In the catalogue, Ireland was said to have been in a schizophrenic state in the 1980s torn between the troubled past and an uncertain future. Apart from our economic crisis and the mass emigration of many of our most ambitious and talented young people - we lived in a state of fear and despair as we witnessed the outrages of Northern Ireland and fought cultural wars in the South around the subjects of; divorce, abortion, contraception, homosexuality, pornography and the role of the Catholic Church in modern Irish society. As such, the work of these and other Neo-Expressionist like Brian Bourke and Michael Kane – documented our cultural and national, identity crisis – or at least as it was seen from a very masculine perspective.                                                                                                     

These angry, political and antagonistic Irish paintings - obsessed with the body and its place within the state might have been part of a Neo-Expressionist bandwagon but it fit the Irish character at the time like a glove. The grimness of Graham, Maguire and to a lesser extent Hall and Hawkesworth – went deliberately and defiantly against previous Irish academic art, abstract bank art and popular culture. They were accused of egotism, misogyny, socio-political incorrectness and the production of reactionary painting by their numerous critics – particularly those in the pages of Circa magazine. In the end their dedication and integrity had paid off and they all went on to be represented by our best private galleries, exhibited in our best museums and bought and sold by some of our biggest businessmen.                                    
By and large, our painters in the early 1980s lacked the finances and support of rich painters in New York or Cologne and so had to make ends meet as best they could. The Irish art world had always been small, but in the eighties it was especially restricted in terms of the number of active collectors. So denied sales, most painters had to apply to the Arts Council, for the cost of a large canvas and some paint. But the number of grants was small, the grants limited in finance and competition was fierce. Arguably, the likes of Graham and Maguire achieved far more than most with what resources they had. They were also lucky to have the support of dealers like Blaithin De Sachy.                                                             
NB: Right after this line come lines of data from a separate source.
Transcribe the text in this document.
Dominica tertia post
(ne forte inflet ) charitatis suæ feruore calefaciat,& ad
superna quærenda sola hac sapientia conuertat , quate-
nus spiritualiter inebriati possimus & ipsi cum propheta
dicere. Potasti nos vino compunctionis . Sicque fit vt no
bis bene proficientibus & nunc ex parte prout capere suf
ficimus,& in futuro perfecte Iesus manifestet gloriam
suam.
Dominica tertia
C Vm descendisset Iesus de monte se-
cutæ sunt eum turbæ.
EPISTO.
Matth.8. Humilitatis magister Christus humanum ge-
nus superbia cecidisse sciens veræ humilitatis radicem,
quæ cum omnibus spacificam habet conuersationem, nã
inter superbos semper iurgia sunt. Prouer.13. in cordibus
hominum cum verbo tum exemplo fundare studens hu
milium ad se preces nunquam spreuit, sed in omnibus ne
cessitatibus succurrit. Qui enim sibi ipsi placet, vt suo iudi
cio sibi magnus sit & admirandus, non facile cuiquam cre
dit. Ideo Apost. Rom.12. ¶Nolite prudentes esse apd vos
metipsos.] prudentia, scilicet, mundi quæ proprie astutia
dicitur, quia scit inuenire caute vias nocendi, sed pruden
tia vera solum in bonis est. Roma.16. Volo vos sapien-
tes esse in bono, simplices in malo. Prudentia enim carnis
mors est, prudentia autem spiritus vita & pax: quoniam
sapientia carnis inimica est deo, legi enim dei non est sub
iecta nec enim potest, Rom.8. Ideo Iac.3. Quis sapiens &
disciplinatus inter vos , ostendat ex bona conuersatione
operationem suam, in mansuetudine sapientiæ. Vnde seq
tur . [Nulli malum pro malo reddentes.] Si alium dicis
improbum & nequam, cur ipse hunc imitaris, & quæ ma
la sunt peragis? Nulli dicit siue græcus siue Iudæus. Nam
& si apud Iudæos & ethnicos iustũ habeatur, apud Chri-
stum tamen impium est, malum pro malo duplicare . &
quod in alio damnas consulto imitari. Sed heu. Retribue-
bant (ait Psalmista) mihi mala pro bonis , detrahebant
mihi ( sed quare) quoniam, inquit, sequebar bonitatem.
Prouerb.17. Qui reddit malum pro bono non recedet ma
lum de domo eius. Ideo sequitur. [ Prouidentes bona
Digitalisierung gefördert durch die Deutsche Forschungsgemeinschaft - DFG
The drab, shoddy look, of many of these Irish Neo-Ex’s canvases – the paucity of colour, crudeness of drawing and lack of sensually handled paint - could make these hard works for the unfeeling, bourgeois art lover to enjoy. Added to that was their frequent mixture of painting and writing – which repelled the occasional art goer unfamiliar with the precedents of Picasso’s Cubist paintings, René Magritte’s Pipe, Beuys lectures or Dubuffet, Twombly and Basquiat’s graffiti inspired work. Personally, I admired the honesty, bravery and intensity of their works.                        
                                                      
Looking at the early work of Graham, Maguire and Hawkesworth, I was struck by my own painterly timidity in comparison. I had always loved ordered chaos and usually respected the picture plane. The writing on my paintings in comparison to theirs was far more neurotic, naïve, voluminous and unself-conscious in its graphomania.                 
                                                                        
Graham again came out of this show in my mind as the greatest painter alive in Ireland – our most honest, agonized and redemptive. His work was also the most consistent of the four. Graham, was a shy unassuming man who never pushed his art as shamelessly as others and so while achieving success, failed to win the wider recognition he deserved. He was notoriously media shy and rarely attended even his own openings. All of the texts on Graham spoke of his early precociousness but having seen nothing done before 1980 - I had to take his advocates word for it. It was seeing an exhibition of paintings by Emil Nolde in Dublin that made Graham realize that his academically prized work was limited, safe and dishonest. Nolde’s highly expressive and daring paintings encouraged Graham to adopt a rawer more expressive style and to push beyond mere facility.              
                                                                         
By the 80s, both Graham and Maguire had developed an art of fragmentation – of paintings that did not quite fit together – divided through drawing or composition – or literally ripped apart in the case of Graham’s fragile, battered and repainted images. Graham seemed to test his paintings to destruction – ripping, tearing and stabbing his canvases and then remounting, sowing or stapling them back together onto a new larger piece – I envied their intensity.   
                                                                               
Graham’s pallet had since the 1980s been dominated by greys, whites, blacks and small shots of blue, red and pink. His paintings centred around the figure and landscape - and the need to make sense of their relationship. In interviews and writing, Graham cited the likes of Piero Della Francisca and Andrea Mantegna as influences – and I could see it – but other names like Kiefer, Lucio Fontana, Twombly and Basquiat came to mind sooner. Though, these never received a mention from Graham – a typical professional artist’s obscuration.                                                                                               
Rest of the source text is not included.